GCE PD Detach fails if node no longer exists
Problem:
If a node with a GCE PD attached is deleted (before the volume is detached), subsequent attempts by the attach/detach controller to detach it continuously fail, and prevent the controller from attaching the volume to another node.
Repro steps:
- Create a pod referencing a GCE PD
- Wait for pod to get scheduled and running.
- Delete the node VM (using gcloud) that the pod is scheduled to.

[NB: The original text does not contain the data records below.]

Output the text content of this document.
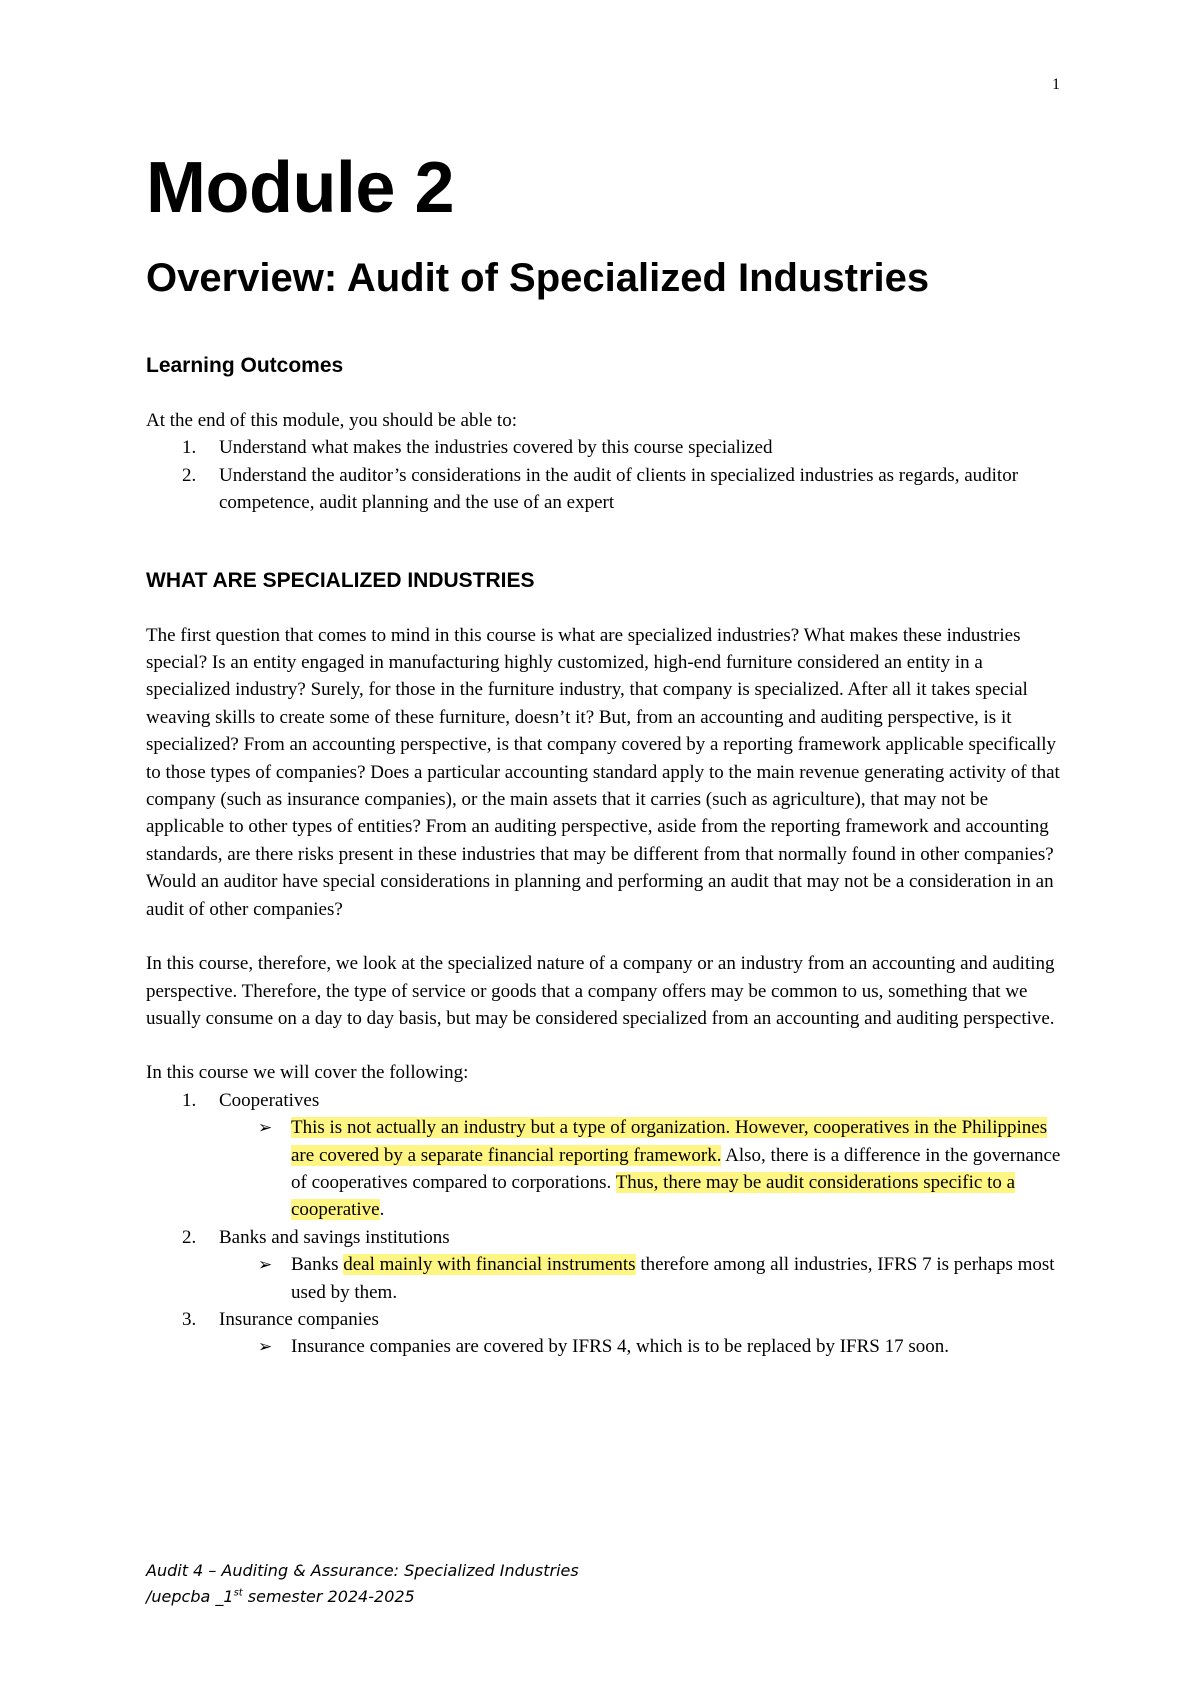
1
Module 2
Overview: Audit of Specialized Industries
Learning Outcomes

At the end of this module, you should be able to:

1. Understand what makes the industries covered by this course specialized
2. Understand the auditor’s considerations in the audit of clients in specialized industries as regards, auditor competence, audit planning and the use of an expert
WHAT ARE SPECIALIZED INDUSTRIES

The first question that comes to mind in this course is what are specialized industries? What makes these industries special? Is an entity engaged in manufacturing highly customized, high-end furniture considered an entity in a specialized industry? Surely, for those in the furniture industry, that company is specialized. After all it takes special weaving skills to create some of these furniture, doesn’t it? But, from an accounting and auditing perspective, is it specialized? From an accounting perspective, is that company covered by a reporting framework applicable specifically to those types of companies? Does a particular accounting standard apply to the main revenue generating activity of that company (such as insurance companies), or the main assets that it carries (such as agriculture), that may not be applicable to other types of entities? From an auditing perspective, aside from the reporting framework and accounting standards, are there risks present in these industries that may be different from that normally found in other companies? Would an auditor have special considerations in planning and performing an audit that may not be a consideration in an audit of other companies?

In this course, therefore, we look at the specialized nature of a company or an industry from an accounting and auditing perspective. Therefore, the type of service or goods that a company offers may be common to us, something that we usually consume on a day to day basis, but may be considered specialized from an accounting and auditing perspective.

In this course we will cover the following:

1. Cooperatives
➢ This is not actually an industry but a type of organization. However, cooperatives in the Philippines are covered by a separate financial reporting framework. Also, there is a difference in the governance of cooperatives compared to corporations. Thus, there may be audit considerations specific to a cooperative.
2. Banks and savings institutions
➢ Banks deal mainly with financial instruments therefore among all industries, IFRS 7 is perhaps most used by them.
3. Insurance companies
➢ Insurance companies are covered by IFRS 4, which is to be replaced by IFRS 17 soon.
Audit 4 – Auditing & Assurance: Specialized Industries
/uepcba _1st semester 2024-2025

- Check if volume is detached by attach/detach controller:
- Expected: Volume detached.
- Actual: Volume continuously fails detach.
Logs:
Details
From `/var/log/kube-controller-manager.log`:I0721 03:21:43.464087 7 reconciler.go:134] Started DetachVolume for volume "X" from node "Y" due to maxWaitForUnmountDuration expiry.
E0721 03:21:43.591941 7 gce.go:2580] getInstanceByName/single-zone: failed to get instance Y; err: googleapi: Error 404: The resource 'projects/[project]/zones/[zone]/instances/Y' was not found, notFound
E0721 03:21:43.591985 7 attacher.go:215] Error checking if PD ("[pdname]") is already attached to current node ("Y"). Will continue and try detach anyway. err=instance not found
E0721 03:21:43.698786 7 gce.go:2580] getInstanceByName/single-zone: failed to get instance Y; err: googleapi: Error 404: The resource 'projects/[project]/zones/[zone]/instances/Y' was not found, notFound
E0721 03:21:43.698828 7 attacher.go:225] Error detaching PD "[pdname]" from node "Y": error getting instance "Y"
Workarounds:
- Restart the kube-controller-manager binary on the master.
-or-
- Recreate a node with the same name.
Proposed Fix:
If GCE PD detach fails with instance not found, assume successful detach.